Rusya Devlet Başkanı Vladimir Putin’in Ankara ziyareti, görüşmelerden sonra yaptığı açıklamadaki bir husus vesilesiyle bütün dünyanın dikkatini çekti. Bu da Rusya’nın Güney Akım projesini Bulgaristan üzerinden hayata geçirmekten vazgeçtiği ve alternatif olarak Türkiye’yi seçtiğiyle ilgili.
Bu açıklamaya olağanüstü önem verilmesinin nedeni şudur:
Güney Akım adı verilen proje, Rus doğalgazını Karadeniz’in altından Bulgaristan’dan başlayarak Avrupa’ya taşıyacak bir boru hattının kurulmasını öngörüyor.
Toplam maliyeti 22 milyar dolara çıkacak olun bu projenin hayata geçirilmesine geçen yıl başlandı. Ne var ki Putin yönetiminin Ukrayna’ya karşı saldırgan davranışları, ABD ile birlikte Avrupa Birliği’nin de Rusya’ya karşı yaptırımlar uygulamasına yol açtı. Bu çerçevede AB üyesi olarak Bulgaristan da boru hattıyla ilgili çalışmaları aksatmaya başladı.

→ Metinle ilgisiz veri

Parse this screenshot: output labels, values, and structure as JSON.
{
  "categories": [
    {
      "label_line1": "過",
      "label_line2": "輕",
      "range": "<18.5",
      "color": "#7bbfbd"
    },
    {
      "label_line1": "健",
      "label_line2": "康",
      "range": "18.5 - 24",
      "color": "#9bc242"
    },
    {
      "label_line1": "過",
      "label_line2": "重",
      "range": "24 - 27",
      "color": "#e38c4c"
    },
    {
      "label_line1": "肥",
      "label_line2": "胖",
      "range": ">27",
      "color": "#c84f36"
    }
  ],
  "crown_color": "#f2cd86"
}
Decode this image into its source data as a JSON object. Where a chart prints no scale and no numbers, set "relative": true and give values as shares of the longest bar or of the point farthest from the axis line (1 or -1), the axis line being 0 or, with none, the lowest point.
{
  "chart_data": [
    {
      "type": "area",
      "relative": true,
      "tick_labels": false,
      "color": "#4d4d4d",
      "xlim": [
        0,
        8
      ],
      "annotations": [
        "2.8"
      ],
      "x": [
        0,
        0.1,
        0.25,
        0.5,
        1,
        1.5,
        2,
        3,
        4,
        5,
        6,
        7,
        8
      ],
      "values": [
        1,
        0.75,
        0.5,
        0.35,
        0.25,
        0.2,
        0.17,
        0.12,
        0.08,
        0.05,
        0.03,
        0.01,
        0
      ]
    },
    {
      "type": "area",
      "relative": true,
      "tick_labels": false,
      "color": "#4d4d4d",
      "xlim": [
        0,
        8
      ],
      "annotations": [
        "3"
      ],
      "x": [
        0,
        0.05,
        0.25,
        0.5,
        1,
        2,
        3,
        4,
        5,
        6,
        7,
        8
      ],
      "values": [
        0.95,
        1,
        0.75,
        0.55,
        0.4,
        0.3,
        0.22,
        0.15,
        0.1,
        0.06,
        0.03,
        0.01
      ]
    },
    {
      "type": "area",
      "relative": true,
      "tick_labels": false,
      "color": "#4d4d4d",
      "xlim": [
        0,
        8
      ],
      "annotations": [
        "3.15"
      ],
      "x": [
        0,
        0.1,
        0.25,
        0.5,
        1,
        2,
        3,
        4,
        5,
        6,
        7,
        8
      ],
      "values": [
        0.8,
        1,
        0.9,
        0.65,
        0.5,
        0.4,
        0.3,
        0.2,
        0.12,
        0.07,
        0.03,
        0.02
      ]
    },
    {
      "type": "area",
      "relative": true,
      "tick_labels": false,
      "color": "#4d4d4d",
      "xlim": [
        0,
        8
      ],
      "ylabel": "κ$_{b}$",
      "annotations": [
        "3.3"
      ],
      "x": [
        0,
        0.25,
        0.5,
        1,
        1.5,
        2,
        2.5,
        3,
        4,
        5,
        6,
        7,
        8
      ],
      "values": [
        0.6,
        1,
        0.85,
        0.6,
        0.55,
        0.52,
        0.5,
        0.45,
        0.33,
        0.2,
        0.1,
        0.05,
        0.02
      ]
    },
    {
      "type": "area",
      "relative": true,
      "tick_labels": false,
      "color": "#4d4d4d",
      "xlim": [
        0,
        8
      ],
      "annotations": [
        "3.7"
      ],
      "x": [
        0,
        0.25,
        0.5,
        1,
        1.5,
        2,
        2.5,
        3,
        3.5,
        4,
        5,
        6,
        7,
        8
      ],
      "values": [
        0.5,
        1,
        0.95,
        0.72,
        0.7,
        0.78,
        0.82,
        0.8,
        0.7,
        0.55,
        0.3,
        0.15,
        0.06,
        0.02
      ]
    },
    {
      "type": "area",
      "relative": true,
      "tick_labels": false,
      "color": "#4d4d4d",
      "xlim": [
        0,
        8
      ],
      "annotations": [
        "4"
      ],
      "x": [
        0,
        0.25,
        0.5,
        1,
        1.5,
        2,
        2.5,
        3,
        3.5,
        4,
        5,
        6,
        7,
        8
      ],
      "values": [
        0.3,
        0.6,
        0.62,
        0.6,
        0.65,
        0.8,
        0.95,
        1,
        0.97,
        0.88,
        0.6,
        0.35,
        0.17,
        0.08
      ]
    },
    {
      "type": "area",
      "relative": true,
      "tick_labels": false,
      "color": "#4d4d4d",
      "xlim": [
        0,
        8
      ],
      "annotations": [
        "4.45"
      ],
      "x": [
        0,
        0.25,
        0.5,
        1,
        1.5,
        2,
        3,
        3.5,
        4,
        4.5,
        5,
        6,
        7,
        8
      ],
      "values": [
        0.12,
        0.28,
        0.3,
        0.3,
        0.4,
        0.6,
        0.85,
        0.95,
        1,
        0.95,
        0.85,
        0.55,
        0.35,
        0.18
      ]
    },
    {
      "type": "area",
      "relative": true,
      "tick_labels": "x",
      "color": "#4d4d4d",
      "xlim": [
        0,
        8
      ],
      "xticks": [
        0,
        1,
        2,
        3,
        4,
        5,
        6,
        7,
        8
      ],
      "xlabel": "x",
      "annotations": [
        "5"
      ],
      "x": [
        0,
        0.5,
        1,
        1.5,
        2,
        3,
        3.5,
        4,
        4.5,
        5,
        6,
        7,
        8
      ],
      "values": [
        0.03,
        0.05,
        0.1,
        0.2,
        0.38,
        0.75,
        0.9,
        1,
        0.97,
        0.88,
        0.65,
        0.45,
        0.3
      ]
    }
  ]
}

İşte bu durum karşısında Rus lideri, bir günlük ziyaret için geldiği Ankara’dan Bulgaristan’a ve AB’ye rest çekti, Moskova’nın bu işten vazgeçtiğini ilan etti. Putin bunun yerine Güney Akım sisteminin Türkiye’den geçirileceğini ve Türk-Yunan sınırında bir dağıtım merkezinin kurulacağını açıkladı.
Kazançlı kim?
Batı bu açıklamayı kendi açısından bir “zafer” olarak görüyor. Putin böylece Ukrayna politikasının ağır faturasını ödüyor. Rus yetkililerinin belirttiğine göre yaptırımların yanı sıra Batı’nın manipülasyonuyla petrol fiyatlarındaki büyük düşüş, Rusya’ya toplam 140 milyar dolara mal olmuştur.
Ancak Putin bunlardan bezecek ve geri adım atacak bir politikacı değil elbet. Ne de olsa onun elinde özellikle Avrupalıları Rusya’ya bağımlı duruma getiren bir enstrüman, yani büyük doğalgaz ve petrol kaynakları var.
Nitekim Putin, Güney Akım projesinin alternatifini planlayıp Türkiye ile anlaşmakta gecikmedi. Ankara’dan AB’ye restini çekerken, Cumhurbaşkanı Erdoğan ile bu mutabakatı imzaladı.
Yabancı analistler bu anlaşmayı aslında Türkiye’nin başarısı olarak nitelendiriyorlar. “New York Times” da “Bundan kazançlı çıkan Türkiye oldu” diye yazıyor.
Yani Batı ile Rusya arasındaki gerginlik sonucu askıya alınan Güney Akım projesi, Türkiye’nin ayağına bir fırsat olarak geliverdi!
Nereye kadar?
Rusya’ya karşı uygulanan yaptırımlar ekonomik alanda Türkiye’ye başka fırsatlar da sunuyor. Örneğin Türkiye, Rusya’ya artık Avrupa’dan alamadığı bazı ürünleri (yaş meyve ve sebze gibi) satabilecek durumda.
Türkiye her ne kadar Rusya’nın Ukrayna politikasına karşı çıkıyorsa da (ki bunu alçak sesle dile getiriyor), ona karşı uygulanan yaptırımlara katılmıyor.
Kısacası, Rusya’nın yaşadığı yeni sıkıntılı durum Türkiye’nin bu komşusuyla işbirliğini -ve hatta Cumhurbaşkanı Erdoğan’ın deyişiyle “dayanışmasını”- pekiştirmek fırsatını veriyor.
Ancak bu fırsatları değerlendirirken Ankara, Batı ile mevcut bağlarını göz önünde tutmak ve dengeyi dikkatle sürdürmek durumundadır.